A specific chromatic research has also been carried out in connection with the artworks to be placed in the space under consideration. The combination of colours has been taken into account in connection with the carpets, all of which chromatically match the coverings, the materials, and the chromatic patterns, which have been chosen.

A neutral colour has been used for façades, with an emphasis put on the architectural elements by the Lecce stone, also used for the floor and the pool, creating a soft contrast with the surrounding green. The villa complex that mirrors in the big swimming pool constitutes a particularly suggestive scenario. In the design phase, particular attention has also been reserved to the choice of the tree species, with the intention of representing the various seasons through colours. The trees, most of which are from the Mediterranean area, interact with the surrounding natural green.

LIGHTING AND TECHNOLOGY

Technology is there but unseen.

Both the main villa and the Guest House have been conceived with a latest-generation home automation system created by BPT, which integrates the most important functions for home control, including internal and external lighting, shutters, video-surveillance system, air conditioning system, door closure system, etc.

This is a complex, centralized system, which manages a big number of controls through a simple graphic interface, to make it easier for the client to control their house, even remotely (just think there are more than one hundred controls only for lighting points, some of which are situated hundreds of metres away from the villa).

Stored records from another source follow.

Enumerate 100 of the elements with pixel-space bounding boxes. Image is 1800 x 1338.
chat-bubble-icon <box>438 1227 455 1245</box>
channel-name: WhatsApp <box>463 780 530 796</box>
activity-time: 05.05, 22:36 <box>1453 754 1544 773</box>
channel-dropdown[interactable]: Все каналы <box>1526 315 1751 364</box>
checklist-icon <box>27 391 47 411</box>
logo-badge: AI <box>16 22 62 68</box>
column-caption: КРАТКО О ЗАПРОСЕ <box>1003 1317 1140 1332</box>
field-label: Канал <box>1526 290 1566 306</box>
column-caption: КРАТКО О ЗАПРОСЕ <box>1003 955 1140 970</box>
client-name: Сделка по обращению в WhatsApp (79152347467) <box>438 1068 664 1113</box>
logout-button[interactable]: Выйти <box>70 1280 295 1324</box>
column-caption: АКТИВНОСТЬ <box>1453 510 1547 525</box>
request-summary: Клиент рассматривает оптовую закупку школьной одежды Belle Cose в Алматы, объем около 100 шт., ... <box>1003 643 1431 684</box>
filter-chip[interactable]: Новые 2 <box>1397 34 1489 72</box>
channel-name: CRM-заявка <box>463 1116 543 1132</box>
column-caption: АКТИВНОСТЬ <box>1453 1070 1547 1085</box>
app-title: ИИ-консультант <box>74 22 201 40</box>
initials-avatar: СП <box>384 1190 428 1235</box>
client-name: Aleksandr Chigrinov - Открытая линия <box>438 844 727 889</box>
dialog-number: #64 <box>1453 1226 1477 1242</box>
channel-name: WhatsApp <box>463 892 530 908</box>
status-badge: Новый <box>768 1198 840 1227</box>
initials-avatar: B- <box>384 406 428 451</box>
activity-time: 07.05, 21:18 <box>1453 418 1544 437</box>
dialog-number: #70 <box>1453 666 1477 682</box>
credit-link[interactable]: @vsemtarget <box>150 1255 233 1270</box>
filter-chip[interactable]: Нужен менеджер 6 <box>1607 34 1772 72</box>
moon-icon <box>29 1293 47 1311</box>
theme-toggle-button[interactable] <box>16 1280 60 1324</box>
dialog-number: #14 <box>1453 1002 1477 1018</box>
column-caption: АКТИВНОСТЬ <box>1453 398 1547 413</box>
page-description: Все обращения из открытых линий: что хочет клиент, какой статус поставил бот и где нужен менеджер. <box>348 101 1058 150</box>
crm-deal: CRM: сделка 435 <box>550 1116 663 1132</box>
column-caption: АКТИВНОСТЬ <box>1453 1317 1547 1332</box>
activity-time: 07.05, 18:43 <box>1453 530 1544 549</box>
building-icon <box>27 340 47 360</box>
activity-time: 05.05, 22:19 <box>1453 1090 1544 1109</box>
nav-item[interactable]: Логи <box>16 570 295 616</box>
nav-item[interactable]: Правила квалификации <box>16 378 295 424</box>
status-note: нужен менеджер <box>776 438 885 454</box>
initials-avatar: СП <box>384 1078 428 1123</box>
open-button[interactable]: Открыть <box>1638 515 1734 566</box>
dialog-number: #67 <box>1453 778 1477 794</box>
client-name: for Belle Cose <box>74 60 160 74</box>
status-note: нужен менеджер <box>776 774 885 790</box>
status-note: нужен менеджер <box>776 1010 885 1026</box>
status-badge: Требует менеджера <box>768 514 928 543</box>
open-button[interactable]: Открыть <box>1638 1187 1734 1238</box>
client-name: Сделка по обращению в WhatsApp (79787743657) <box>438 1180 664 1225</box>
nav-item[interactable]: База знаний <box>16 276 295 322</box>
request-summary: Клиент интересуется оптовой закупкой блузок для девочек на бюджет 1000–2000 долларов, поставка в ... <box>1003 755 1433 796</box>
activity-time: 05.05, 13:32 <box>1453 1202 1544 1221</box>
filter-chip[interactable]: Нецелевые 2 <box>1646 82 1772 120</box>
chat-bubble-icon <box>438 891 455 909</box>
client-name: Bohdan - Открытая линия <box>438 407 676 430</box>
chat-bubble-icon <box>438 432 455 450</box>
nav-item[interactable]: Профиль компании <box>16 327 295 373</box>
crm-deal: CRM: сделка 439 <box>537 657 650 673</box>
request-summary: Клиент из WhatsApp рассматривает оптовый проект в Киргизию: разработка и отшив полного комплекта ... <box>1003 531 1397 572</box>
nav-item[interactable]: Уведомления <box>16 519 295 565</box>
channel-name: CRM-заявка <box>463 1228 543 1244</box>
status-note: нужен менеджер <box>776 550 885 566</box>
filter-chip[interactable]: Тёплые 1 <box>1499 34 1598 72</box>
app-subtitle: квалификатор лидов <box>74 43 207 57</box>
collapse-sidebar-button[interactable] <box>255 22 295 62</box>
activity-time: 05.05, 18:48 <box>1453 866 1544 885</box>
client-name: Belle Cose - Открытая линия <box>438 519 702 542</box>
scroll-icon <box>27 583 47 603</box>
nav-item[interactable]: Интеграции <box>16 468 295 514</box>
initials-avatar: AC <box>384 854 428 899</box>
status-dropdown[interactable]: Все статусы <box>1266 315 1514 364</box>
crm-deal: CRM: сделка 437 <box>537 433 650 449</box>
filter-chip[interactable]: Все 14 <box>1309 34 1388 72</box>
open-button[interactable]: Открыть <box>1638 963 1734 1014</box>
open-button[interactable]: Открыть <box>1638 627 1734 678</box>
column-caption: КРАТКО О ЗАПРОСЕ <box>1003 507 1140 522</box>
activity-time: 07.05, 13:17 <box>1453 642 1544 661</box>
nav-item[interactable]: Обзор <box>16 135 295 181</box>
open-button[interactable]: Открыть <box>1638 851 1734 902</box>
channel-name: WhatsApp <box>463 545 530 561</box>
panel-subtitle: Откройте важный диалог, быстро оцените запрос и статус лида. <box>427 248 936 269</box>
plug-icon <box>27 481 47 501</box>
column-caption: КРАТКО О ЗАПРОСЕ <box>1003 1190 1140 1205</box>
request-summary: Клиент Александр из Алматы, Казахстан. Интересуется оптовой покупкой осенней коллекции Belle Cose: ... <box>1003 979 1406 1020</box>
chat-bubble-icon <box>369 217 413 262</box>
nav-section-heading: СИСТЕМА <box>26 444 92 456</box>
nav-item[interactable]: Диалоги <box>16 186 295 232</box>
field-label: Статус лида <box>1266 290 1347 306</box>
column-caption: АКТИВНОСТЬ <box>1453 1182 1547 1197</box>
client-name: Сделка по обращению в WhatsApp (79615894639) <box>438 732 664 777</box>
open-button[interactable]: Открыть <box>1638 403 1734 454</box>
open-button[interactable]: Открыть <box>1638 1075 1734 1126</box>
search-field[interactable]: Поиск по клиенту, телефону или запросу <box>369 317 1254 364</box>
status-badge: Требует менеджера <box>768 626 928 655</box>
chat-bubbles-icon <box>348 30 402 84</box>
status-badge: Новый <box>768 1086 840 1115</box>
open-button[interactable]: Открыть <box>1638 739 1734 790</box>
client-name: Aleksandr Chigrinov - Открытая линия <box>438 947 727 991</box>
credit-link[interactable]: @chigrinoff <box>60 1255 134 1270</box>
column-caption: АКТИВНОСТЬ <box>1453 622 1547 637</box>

The centralised heating/conditioning system is of the VRF type by Mitsubishi Heavy Industries. Moreover, considering the heights of the ground floor, a floor heating has been integrated for greater efficiency.

As regards the lighting, several accurate and specific lighting solutions have been developed for each room. In general, we have enriched the spaces on the ground floor and on the first floor with decorative and spectacular, sometimes suspended, lamps. This has been possible thanks to the heights of such spaces. On the contrary, downstairs, where heights are substantially reduced, a more technical and linear lighting has been preferred.

The exploitation of natural light has always been the core of our approach. In this case, however, it has been even more relevant in view of the abundance of windows all along the façade: all the spaces have been organised in such a way as to benefit from light, including both natural light, which penetrates the house extensively during daytime, and technical and decorative light, enabling various combinations depending on how the spaces are used during the various moments of the day.

Technical lighting has been curated in cooperation with Zumtobel, studying a system of visual exclusion through the arrangement of grooves in suspended ceilings, to insert accurate and adjustable lights. The technical lighting system has had a fundamental role above all in the Art gallery, with masks specifically designed to emphasize the beauty of artworks.

Moreover, it has been relevant the choice to use Barrisol in various rooms of the house due to its neutral and uniform lighting. It has been used in bathrooms, which are the only rooms in the house reached by little daylight.

The use of Barrisol has also been very important in the Art Gallery to prepare an environment as neutral as possible, capable of better adapting to the various types of display. The external colonnade leading to the Gallery has been illuminated with a Barrisol ceiling too, to give a sense of continuity between interior and exterior.”